Reputation: 306
I am trying to train a slim model using 3 GPUs.
I specifically telling TF to use the second GPU to allocate the model:
with tf.device('device:GPU:1'):
logits, end_points = inception_v3(inputs)
However, I'm getting an OOM error on that GPU everytime I run my code. I've tried to reduce the batch_size so the model fits in memory, but the net is ruinned.
I own 3 GPUS so, is there a way to tell TF to use my third GPU when second is full? I've tried not telling TF to use any GPU and allowing soft placemente, but it is not working either.
Upvotes: 1
Views: 508
Reputation: 53758
This statement with tf.device('device:GPU:1')
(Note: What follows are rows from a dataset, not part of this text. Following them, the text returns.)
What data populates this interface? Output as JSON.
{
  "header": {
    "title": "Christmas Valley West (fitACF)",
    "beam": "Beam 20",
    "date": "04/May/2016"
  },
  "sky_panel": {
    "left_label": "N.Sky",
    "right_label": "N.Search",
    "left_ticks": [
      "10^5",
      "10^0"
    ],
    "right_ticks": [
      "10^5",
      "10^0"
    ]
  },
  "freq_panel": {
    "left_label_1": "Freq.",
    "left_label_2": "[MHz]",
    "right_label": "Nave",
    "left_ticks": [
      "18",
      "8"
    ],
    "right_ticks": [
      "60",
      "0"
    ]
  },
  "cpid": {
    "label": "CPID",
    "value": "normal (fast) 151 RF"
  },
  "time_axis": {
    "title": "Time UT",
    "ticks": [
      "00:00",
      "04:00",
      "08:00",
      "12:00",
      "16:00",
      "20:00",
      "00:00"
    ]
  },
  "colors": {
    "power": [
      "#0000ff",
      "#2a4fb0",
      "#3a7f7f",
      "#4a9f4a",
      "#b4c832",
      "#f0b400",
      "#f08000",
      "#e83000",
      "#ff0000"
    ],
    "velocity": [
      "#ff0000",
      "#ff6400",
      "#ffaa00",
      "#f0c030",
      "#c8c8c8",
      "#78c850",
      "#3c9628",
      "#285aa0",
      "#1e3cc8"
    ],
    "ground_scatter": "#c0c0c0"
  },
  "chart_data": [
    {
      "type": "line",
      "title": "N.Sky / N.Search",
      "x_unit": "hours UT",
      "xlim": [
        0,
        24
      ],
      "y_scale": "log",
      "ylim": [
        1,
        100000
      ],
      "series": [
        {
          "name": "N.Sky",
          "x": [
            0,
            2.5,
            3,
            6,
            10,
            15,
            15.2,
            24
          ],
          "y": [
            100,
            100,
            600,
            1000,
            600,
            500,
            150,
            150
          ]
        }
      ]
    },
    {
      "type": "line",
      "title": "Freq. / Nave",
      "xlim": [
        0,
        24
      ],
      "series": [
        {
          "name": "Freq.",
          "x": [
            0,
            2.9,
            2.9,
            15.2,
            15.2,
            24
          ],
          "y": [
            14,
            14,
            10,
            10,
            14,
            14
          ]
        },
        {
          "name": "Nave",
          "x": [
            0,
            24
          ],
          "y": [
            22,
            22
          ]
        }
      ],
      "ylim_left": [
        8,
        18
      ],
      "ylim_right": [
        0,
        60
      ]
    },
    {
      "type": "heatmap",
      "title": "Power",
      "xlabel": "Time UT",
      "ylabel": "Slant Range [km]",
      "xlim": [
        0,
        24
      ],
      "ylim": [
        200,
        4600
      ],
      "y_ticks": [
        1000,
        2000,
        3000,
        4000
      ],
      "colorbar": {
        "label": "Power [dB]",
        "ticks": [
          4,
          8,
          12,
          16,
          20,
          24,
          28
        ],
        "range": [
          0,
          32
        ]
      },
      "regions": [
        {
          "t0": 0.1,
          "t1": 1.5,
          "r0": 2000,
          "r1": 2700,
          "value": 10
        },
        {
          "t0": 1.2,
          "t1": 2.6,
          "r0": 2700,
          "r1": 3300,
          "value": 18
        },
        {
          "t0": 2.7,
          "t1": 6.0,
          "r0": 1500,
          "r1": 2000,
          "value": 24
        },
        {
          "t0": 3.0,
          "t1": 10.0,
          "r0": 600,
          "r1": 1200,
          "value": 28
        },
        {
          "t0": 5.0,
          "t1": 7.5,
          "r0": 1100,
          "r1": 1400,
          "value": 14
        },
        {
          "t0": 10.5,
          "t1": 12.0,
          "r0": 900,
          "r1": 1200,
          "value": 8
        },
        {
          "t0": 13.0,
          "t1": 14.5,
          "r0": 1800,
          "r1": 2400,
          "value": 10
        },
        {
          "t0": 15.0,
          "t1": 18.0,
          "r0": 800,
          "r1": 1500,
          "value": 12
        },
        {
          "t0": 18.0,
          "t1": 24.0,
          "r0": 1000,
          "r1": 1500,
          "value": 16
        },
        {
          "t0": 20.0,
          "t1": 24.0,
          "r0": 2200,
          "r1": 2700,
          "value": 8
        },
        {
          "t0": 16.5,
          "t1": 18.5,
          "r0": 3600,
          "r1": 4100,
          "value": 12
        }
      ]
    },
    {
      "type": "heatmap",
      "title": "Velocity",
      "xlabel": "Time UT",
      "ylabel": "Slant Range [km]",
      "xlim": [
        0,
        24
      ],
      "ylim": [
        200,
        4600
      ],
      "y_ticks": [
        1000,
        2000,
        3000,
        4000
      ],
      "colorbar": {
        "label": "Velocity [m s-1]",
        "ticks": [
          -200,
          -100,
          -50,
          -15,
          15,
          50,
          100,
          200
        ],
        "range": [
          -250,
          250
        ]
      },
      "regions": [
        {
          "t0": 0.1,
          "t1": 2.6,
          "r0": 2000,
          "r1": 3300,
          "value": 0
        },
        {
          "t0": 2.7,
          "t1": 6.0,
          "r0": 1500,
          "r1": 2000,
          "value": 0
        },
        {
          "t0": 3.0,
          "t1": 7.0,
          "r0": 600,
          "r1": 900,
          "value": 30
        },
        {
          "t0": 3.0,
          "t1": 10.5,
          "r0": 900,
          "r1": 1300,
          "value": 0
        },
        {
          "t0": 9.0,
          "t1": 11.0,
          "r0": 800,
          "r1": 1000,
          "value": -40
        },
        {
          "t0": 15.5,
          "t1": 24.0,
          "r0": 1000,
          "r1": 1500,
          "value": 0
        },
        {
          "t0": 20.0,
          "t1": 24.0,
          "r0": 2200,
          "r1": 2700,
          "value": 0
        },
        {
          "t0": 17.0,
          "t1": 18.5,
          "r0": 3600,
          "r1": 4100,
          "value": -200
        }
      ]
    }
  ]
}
tells tensorflow specifically to use GPU-1, so it won't attempt to use any other device you have.
When the model is too big, the recommended way is to use model parallelism via manually splitting your graph into different GPUs. The complication in your case is that the model definition is in the library, so you can't insert tf.device
statements for different layers unless you patch tensorflow.
But there is a workaround
You can define and place variables before invoking inception_v3
builder. This way inception_v3
will reuse these variables and not change its placement. Example:
with tf.variable_scope(tf.get_variable_scope(), reuse=tf.AUTO_REUSE):
with tf.device('device:GPU:1'):
tf.get_variable("InceptionV3/Logits/Conv2d_1c_1x1/biases", shape=[1000])
tf.get_variable("InceptionV3/Logits/Conv2d_1c_1x1/weights", shape=[1, 1, 2048, 1000])
with tf.device('device:GPU:0'):
logits, end_points = inception_v3(inputs)
Upon running, you'll see that all variables except Conv2d_1c_1x1
are placed onto GPU-0, while Conv2d_1c_1x1
layer is on GPU-1.
The drawback is that you need to know the shape of each variable you want to replace. But it is doable and at least can get your model running.
Upvotes: 1